Abweichend vom Vorjahr haben dieses Mal die Vereinsvertreter keinen ausgedruckten Kassenbericht erhalten. Weder mit der Einladung, noch auf der Mitgliederversammlung oder im Nachgang mit dem Protokoll wurde dieser übergeben. Eine entsprechende Vorbereitung und die Erarbeitung von Fragestellungen waren so nahezu unmöglich. Den vorgestellten Bericht konnte man nach der Versammlung zwar noch einsehen, jedoch brachte man die dazugehörigen Belege nicht vor Ort mit. Auf Nachfrage sagte man, dass man bei Interesse einen Termin zur Einsicht in der Geschäftsstelle vereinbaren könne.

Auffällig waren dieses Jahr eine Rückbuchung bei den Pachtzahlungen in Höhe von 2.665,23€ und das für die Kleingartenanlage Lehmbreite in Ermsleben Vereinsmittel und Geld aus dem Rückbau-Cent in Höhe von insgesamt 6.051,15€ entnommen wurden. Weiterhin blieb auch eine Rücklage im Verband für die Instandsetzung der Hausfassade aktiv. Nach einem Aufruf des Schatzmeisters, könnten sich aber auch handwerkliche Gartenfreunde für diese Arbeit melden. Wie dann eine sachgerechte Ausführung sichergestellt werden könnte und wie eine ordnungsgemäße Abrechnung anschließend erfolgen würde, blieb allerdings offen.

Breite Zustimmung

In der Aussprache unter TOP 7 wurde auf der Versammlung nach Fragen nur zum Kassenbericht gefragt. Im Protokoll findet sich aber dann die Niederschrift, dass es außer eine Rückfrage generell zu den Berichten, „Keine weiteren Fragen zu den drei Berichten“ geben würde. Es folgte daraufhin die Entlastung des Vorstandes für das Geschäftsjahr. Bei der Abstimmung forderten nur 2 kritische Gartenfreunde die Nichtentlastung.

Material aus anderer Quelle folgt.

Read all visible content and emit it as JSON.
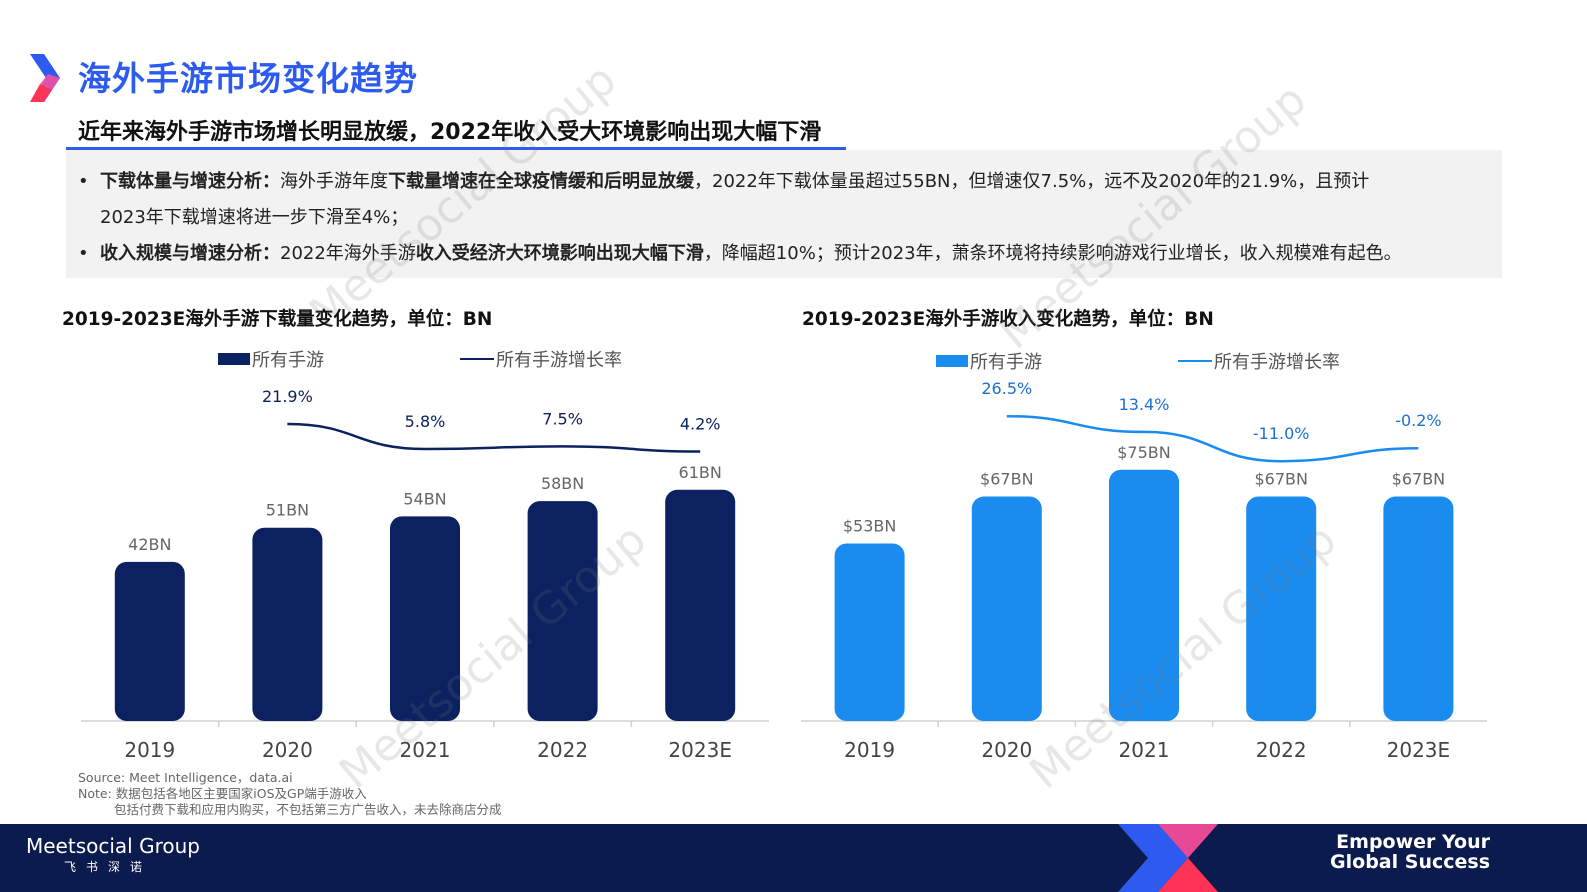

Grundsätzliches zu Beschlussvorlagen

„Gelegentlich herrscht in der Praxis zu Unrecht Scheu, von einem mit der Ladung mitgeteilten Vorschlagtext abzuweichen. Der Hinweis auf dem mit der Ankündigung versandten Beschlussvorschlag und dessen vermeintliche Unveränderbarkeit kann dazu verleiten, wegen dieses angeblichen Zwangs auch die Diskussion über Details und Änderungswünsche abzukürzen. Richtig ist aber das Gegenteil: Gerade weil umfassend diskutiert werden soll, müssen im Rahmen des angekündigten Themas auch Änderungsanträge möglich sein. …“

XIV Die Mitgliederversammlung – 9. Verlauf der Versammlung – d) Dringlichkeits- und Initiativanträge RZ 927

Beschlussfassung 9.1 – Wahlordnung

Im Tagesordnungspunkt 9 ging man zu den Beschlussvorlagen über. Unter TOP 9.1 wurde dann nach Diskussion die Beschlussvorlage der Wahlordnung wie folgt abgeändert:

Vorher
Nachher

Kurios, die neu gefasste Wahlordnung wird mit keinen Wort in der Satzung des Regionalverbandes erwähnt bzw. wird sich darauf bezogen. Auch ergibt sich aus der Änderung, das es keine Stimmenthaltungen bei geheimen Wahlen mehr gibt. Da jede Stimme, bei der nicht eindeutig „Ja“ angekreuzt wurde, als ungültig anzusehen ist. Dazu auch nochmal das Handbuch zum Vereinsrecht:

„Jedes Mitglied hat eine Stimme. Ein Stimmzettel, auf dem mehr als ein Bewerber angekreuzt sind, ist ungültig. Als Stimmenthaltung gilt die Abgabe eines Stimmzettels, auf dem keiner der Bewerber angekreuzt und/oder kein anderer Name eines zu Wählenden eingetragen und angekreuzt ist.“

XV Abstimmungen, Wahlen, Beschlüsse – 2. Abstimmung bei Wahlen – b) Einzelwahl RZ 1012

Beschlussfassung 9.3 – Änderung Satzung

Man beschäftigte sich mit der zweiten Satzungsänderung, bei der es um den Verbleib des Regionalverbandsvermögen ging bei Vereinsauflösung. In der Beschlussvorlage des Verbandes sollte neu der Bundesverband der Kleingärtner Deutschlands e.V. eingetragen werden. Gegenvorschlag wurde mündlich die Stadt Quedlinburg vom Kleingartenverein Holzbreite 2 eingebracht. Es folgte in der Versammlung ein rechtlicher Abriss der Verbandsfachberaterin und warum es angeblich nicht erlaubt sei. Im Protokoll wurde dies wie folgt vermerkt:


Einmal in die Mustersatzung für gemeinnützige Vereine beim Bundesministerium für Justiz geschaut, ergibt folgende Musterformulierung:

§ 15 Auflösung des Vereins, Beendigung aus anderen Gründen, Wegfall steuerbegünstigter Zwecke

(2) Bei Auflösung oder Aufhebung des Vereins oder bei Wegfall steuerbegünstigter Zwecke fällt das Vermögen des Vereins an eine juristische Person des öffentlichen Rechts oder eine andere steuerbegünstigte Körperschaft, zwecks Verwendung für … (Angabe eines bestimmten gemeinnützigen, mildtätigen oder kirchlichen Zwecks).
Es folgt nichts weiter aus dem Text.